Final answer:
To find the interest rates earned in different scenarios, we can use formulas based on the initial and final amounts. (a) The interest rate earned when borrowing $690 and paying back $759 after 1 year is 10%. (b) The interest rate earned when lending $690 and receiving $759 after 1 year is also 10%. (c) The interest rate earned when borrowing $97,000 and paying back $464,106 after 15 years is 378%. (d) The interest rate earned when borrowing $12,000 and making annual payments of $2,771.70 for 5 years is 32%.
Step-by-step explanation:
(a) To find the interest rate earned when borrowing $690 and promising to pay back $759 at the end of 1 year, we can use the formula: Interest = Final amount - Initial amount. In this case, the interest would be $759 - $690 = $69. To calculate the interest rate, we can use the formula: Interest rate = (Interest / Initial amount) x 100. Plugging in the values, we get: Interest rate = ($69 / $690) x 100 = 10%.

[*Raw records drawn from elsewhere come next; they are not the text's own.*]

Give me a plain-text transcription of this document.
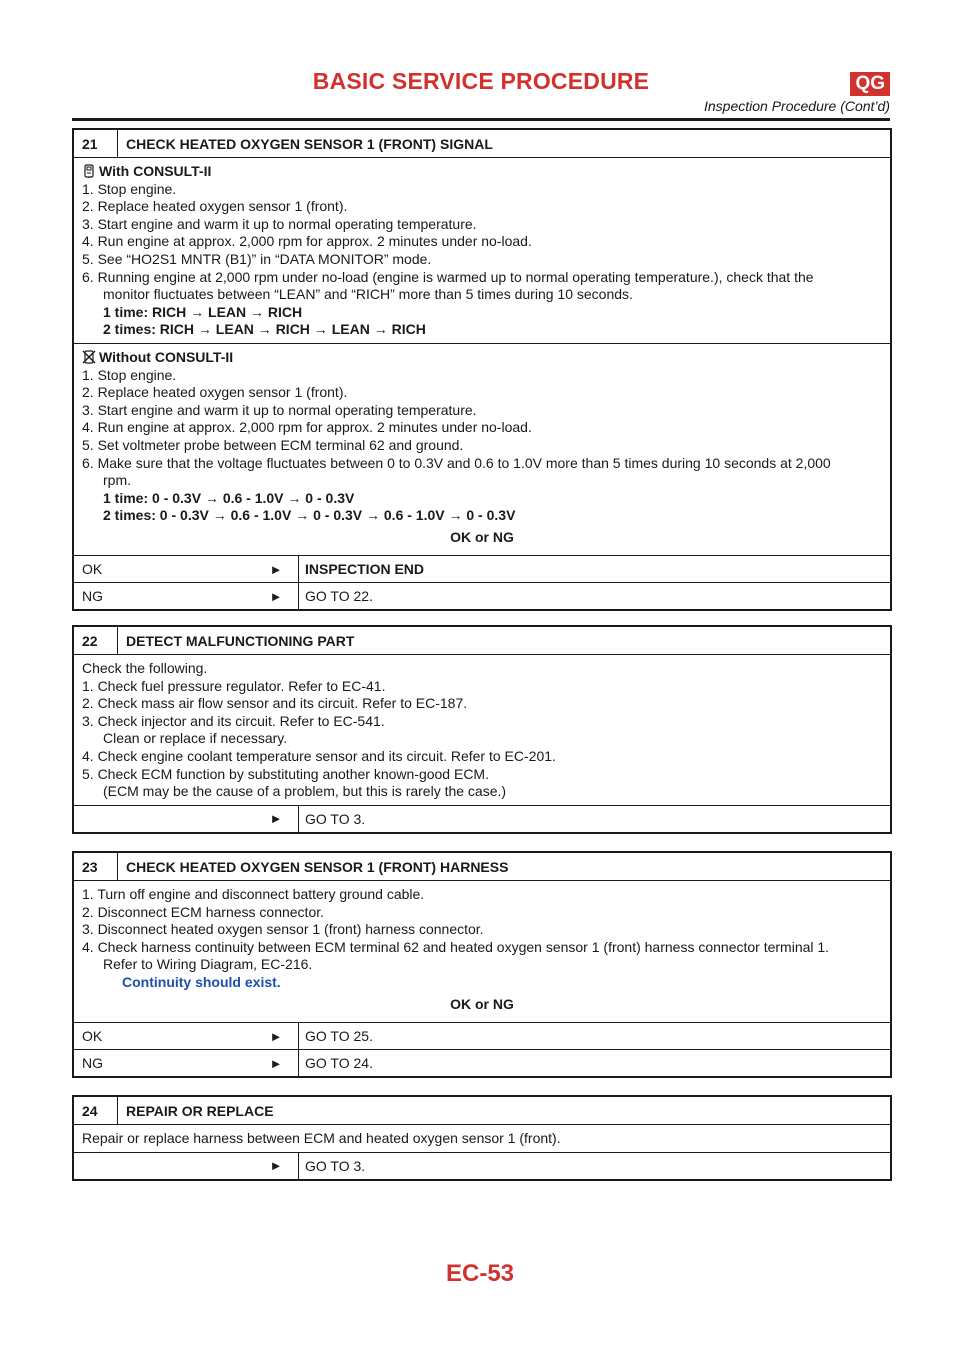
BASIC SERVICE PROCEDURE	QG
Inspection Procedure (Cont’d)
21	CHECK HEATED OXYGEN SENSOR 1 (FRONT) SIGNAL
With CONSULT-II
1. Stop engine.
2. Replace heated oxygen sensor 1 (front).
3. Start engine and warm it up to normal operating temperature.
4. Run engine at approx. 2,000 rpm for approx. 2 minutes under no-load.
5. See “HO2S1 MNTR (B1)” in “DATA MONITOR” mode.
6. Running engine at 2,000 rpm under no-load (engine is warmed up to normal operating temperature.), check that the
monitor fluctuates between “LEAN” and “RICH” more than 5 times during 10 seconds.
1 time: RICH → LEAN → RICH
2 times: RICH → LEAN → RICH → LEAN → RICH
Without CONSULT-II
1. Stop engine.
2. Replace heated oxygen sensor 1 (front).
3. Start engine and warm it up to normal operating temperature.
4. Run engine at approx. 2,000 rpm for approx. 2 minutes under no-load.
5. Set voltmeter probe between ECM terminal 62 and ground.
6. Make sure that the voltage fluctuates between 0 to 0.3V and 0.6 to 1.0V more than 5 times during 10 seconds at 2,000
rpm.
1 time: 0 - 0.3V → 0.6 - 1.0V → 0 - 0.3V
2 times: 0 - 0.3V → 0.6 - 1.0V → 0 - 0.3V → 0.6 - 1.0V → 0 - 0.3V
OK or NG
OK	►	INSPECTION END
NG	►	GO TO 22.
22	DETECT MALFUNCTIONING PART
Check the following.
1. Check fuel pressure regulator. Refer to EC-41.
2. Check mass air flow sensor and its circuit. Refer to EC-187.
3. Check injector and its circuit. Refer to EC-541.
Clean or replace if necessary.
4. Check engine coolant temperature sensor and its circuit. Refer to EC-201.
5. Check ECM function by substituting another known-good ECM.
(ECM may be the cause of a problem, but this is rarely the case.)
►	GO TO 3.
23	CHECK HEATED OXYGEN SENSOR 1 (FRONT) HARNESS
1. Turn off engine and disconnect battery ground cable.
2. Disconnect ECM harness connector.
3. Disconnect heated oxygen sensor 1 (front) harness connector.
4. Check harness continuity between ECM terminal 62 and heated oxygen sensor 1 (front) harness connector terminal 1.
Refer to Wiring Diagram, EC-216.
Continuity should exist.
OK or NG
OK	►	GO TO 25.
NG	►	GO TO 24.
24	REPAIR OR REPLACE
Repair or replace harness between ECM and heated oxygen sensor 1 (front).
►	GO TO 3.
EC-53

(b) To find the interest rate earned when lending $690 and receiving $759 at the end of 1 year, we can use the same formula. The interest would be $759 - $690 = $69. Plugging in the values, we get: Interest rate = ($69 / $690) x 100 = 10%.
(c) To find the interest rate earned when borrowing $97,000 and promising to pay back $464,106 at the end of 15 years, we can use the same formula. The interest would be $464,106 - $97,000 = $367,106. Plugging in the values, we get: Interest rate = ($367,106 / $97,000) x 100 = 378%.
(d) To find the interest rate earned when borrowing $12,000 and making payments of $2,771.70 at the end of each year for 5 years, we can use the formula: Interest = Total payments - Initial amount. In this case, the interest would be ($2,771.70 x 5) - $12,000 = $3,858.50. To calculate the interest rate, we can use the formula: Interest rate = (Interest / Initial amount) x 100. Plugging in the values, we get: Interest rate = ($3,858.50 / $12,000) x 100 = 32%.